I do have a rather lamentable tendency to panic, overreact, and infect other people with my anxiety and depression. (I apologized to two coworkers yesterday for stepping out of bounds in my eagerness to warn people about the risks.) The problem is, of course, that we as a society have never faced such an unprecedented global public health situation like this before, so everybody is guessing at what the normal response should be. We are going to see a lot of people stressing out (and acting out) over this, I am afraid. Here is my constantly-updated list of mental health resources during a coronavirus pandemic.

Microbiologist Dr. Siouxsie Wiles (whom I am following on Twitter) has released a series of helpful animated GIFs which illustrate important concepts that the public need to grasp about this COVID-19 pandemic. I shared one of her GIFs in this March 10th blogpost, and below is a second, new one:

Basically, this picture shows three different community responses to a pandemic:

  • No collective response, which leads to a spike of cases that quickly overwhelms healthcare systems (as we saw in Hubei province in China, and now in Italy, where they are making life-and-death triage decisions for intensive care beds and ventilators);
  • A strong collective response, which “flattens the curve” to keep the total number of cases at any one time to within hospital capacities (this is the ideal response);
  • A strong, but only short-term, collective response, which only postpones the deadly spike of cases over time.

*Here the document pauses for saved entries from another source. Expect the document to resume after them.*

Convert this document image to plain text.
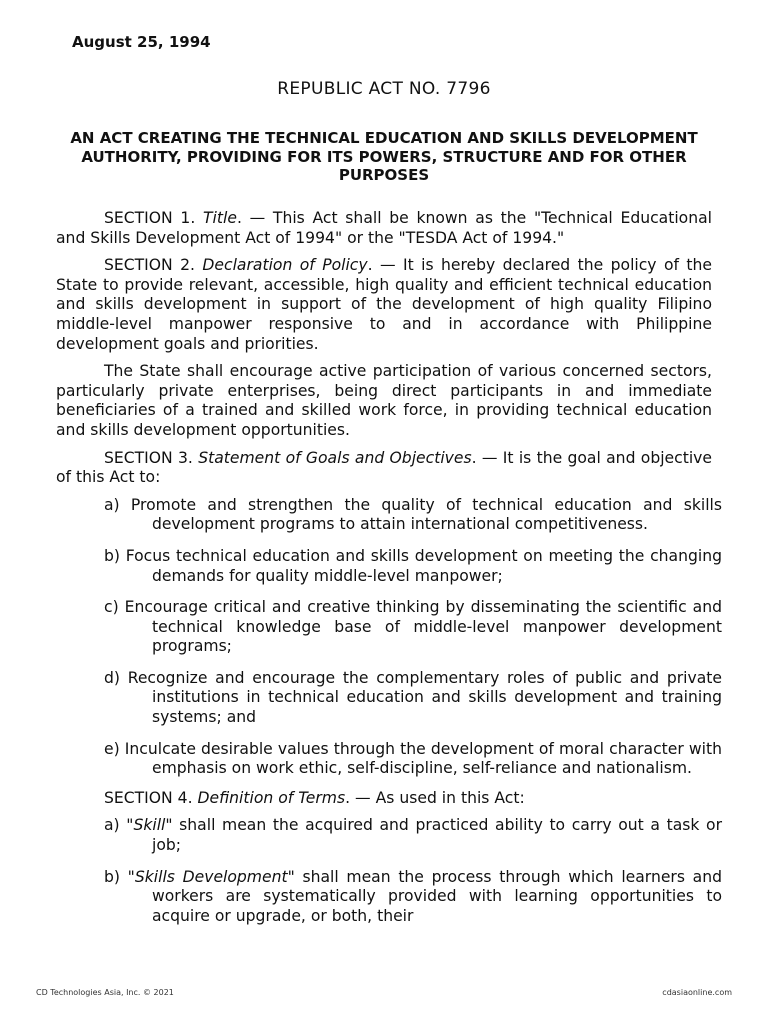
August 25, 1994

REPUBLIC ACT NO. 7796

AN ACT CREATING THE TECHNICAL EDUCATION AND SKILLS DEVELOPMENT AUTHORITY, PROVIDING FOR ITS POWERS, STRUCTURE AND FOR OTHER PURPOSES

SECTION 1. Title. — This Act shall be known as the "Technical Educational and Skills Development Act of 1994" or the "TESDA Act of 1994."

SECTION 2. Declaration of Policy. — It is hereby declared the policy of the State to provide relevant, accessible, high quality and efficient technical education and skills development in support of the development of high quality Filipino middle-level manpower responsive to and in accordance with Philippine development goals and priorities.

The State shall encourage active participation of various concerned sectors, particularly private enterprises, being direct participants in and immediate beneficiaries of a trained and skilled work force, in providing technical education and skills development opportunities.

SECTION 3. Statement of Goals and Objectives. — It is the goal and objective of this Act to:

a) Promote and strengthen the quality of technical education and skills development programs to attain international competitiveness.
b) Focus technical education and skills development on meeting the changing demands for quality middle-level manpower;
c) Encourage critical and creative thinking by disseminating the scientific and technical knowledge base of middle-level manpower development programs;
d) Recognize and encourage the complementary roles of public and private institutions in technical education and skills development and training systems; and
e) Inculcate desirable values through the development of moral character with emphasis on work ethic, self-discipline, self-reliance and nationalism.

SECTION 4. Definition of Terms. — As used in this Act:

a) "Skill" shall mean the acquired and practiced ability to carry out a task or job;
b) "Skills Development" shall mean the process through which learners and workers are systematically provided with learning opportunities to acquire or upgrade, or both, their
CD Technologies Asia, Inc. © 2021	cdasiaonline.com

The situation in Italy is currently grim, and it should as a stern warning for other countries; we are not immune to a sharp spike in cases happening here, especially if there is community resistance to quarantines and the imposition of social distancing policies.

New Zealand Prime Minister Jacinda Ardern has just announced the border restrictions that among the toughest in the world, in a country that so far only has seen only six confirmed cases of COVID-19:

Countries around the world continued Saturday to enact strict measures such as border closures and flight cancellations to combat the spread of the novel COVID-19 coronavirus.

That includes New Zealand, whose Prime Minister Jacinda Ardern announced Saturday the government will implement a policy under which all travelers, even New Zealanders, must self-isolate upon their arrival in the country for 14 days starting Sunday at midnight.

Ardern said New Zealand, along with Israel and several Pacific Island nations, “will have the widest ranging and toughest border restrictions of any country in the world,” adding that she’s not making any apologies in this “unprecedented time.” All cruise ships will be banned from coming to New Zealand until June 30, as well. There are only six confirmed cases and no deaths attributed to COVID-19 in New Zealand so far.

Contrast this timely, science-based approach with the actions of the Donald Trump administration, which apparently tried to overrule Centers for Disease Control (CDC) recommendations that seniors avoid airline flights and that they should remain at home as much as possible.

Donald Trump’s rambling, pompous, error-filled, and shambolic public pronouncements about the coronavirus crisis have done no favours to the U.S. populace. It’s very clear that Trump cares more about protecting industries such as cruiselines, airlines, and hotels, than he does about the U.S. citizens he was elected to protect.

The longer that the U.S. practices such poor risk communication to the public, the worse the overall reaction will be. Notice the levels of panic shopping now taking place all across the world? That’s a direct result of people being lulled into a false sense of security, suddenly triggered into panic mode. The “it’s just the flu” bros are waking up en masse, and ransacking grocery stores and pharmacies.

Like I said, welcome to the new normal.

Photo by Kelly Sikkema on Unsplash

P.S. Please don’t worry about me; I am still seeing my psychiatrist regularly, and I am practicing good self-care at home, including taking breaks from the relentless news media coverage. To quote Gloria Gaynor: I will survive!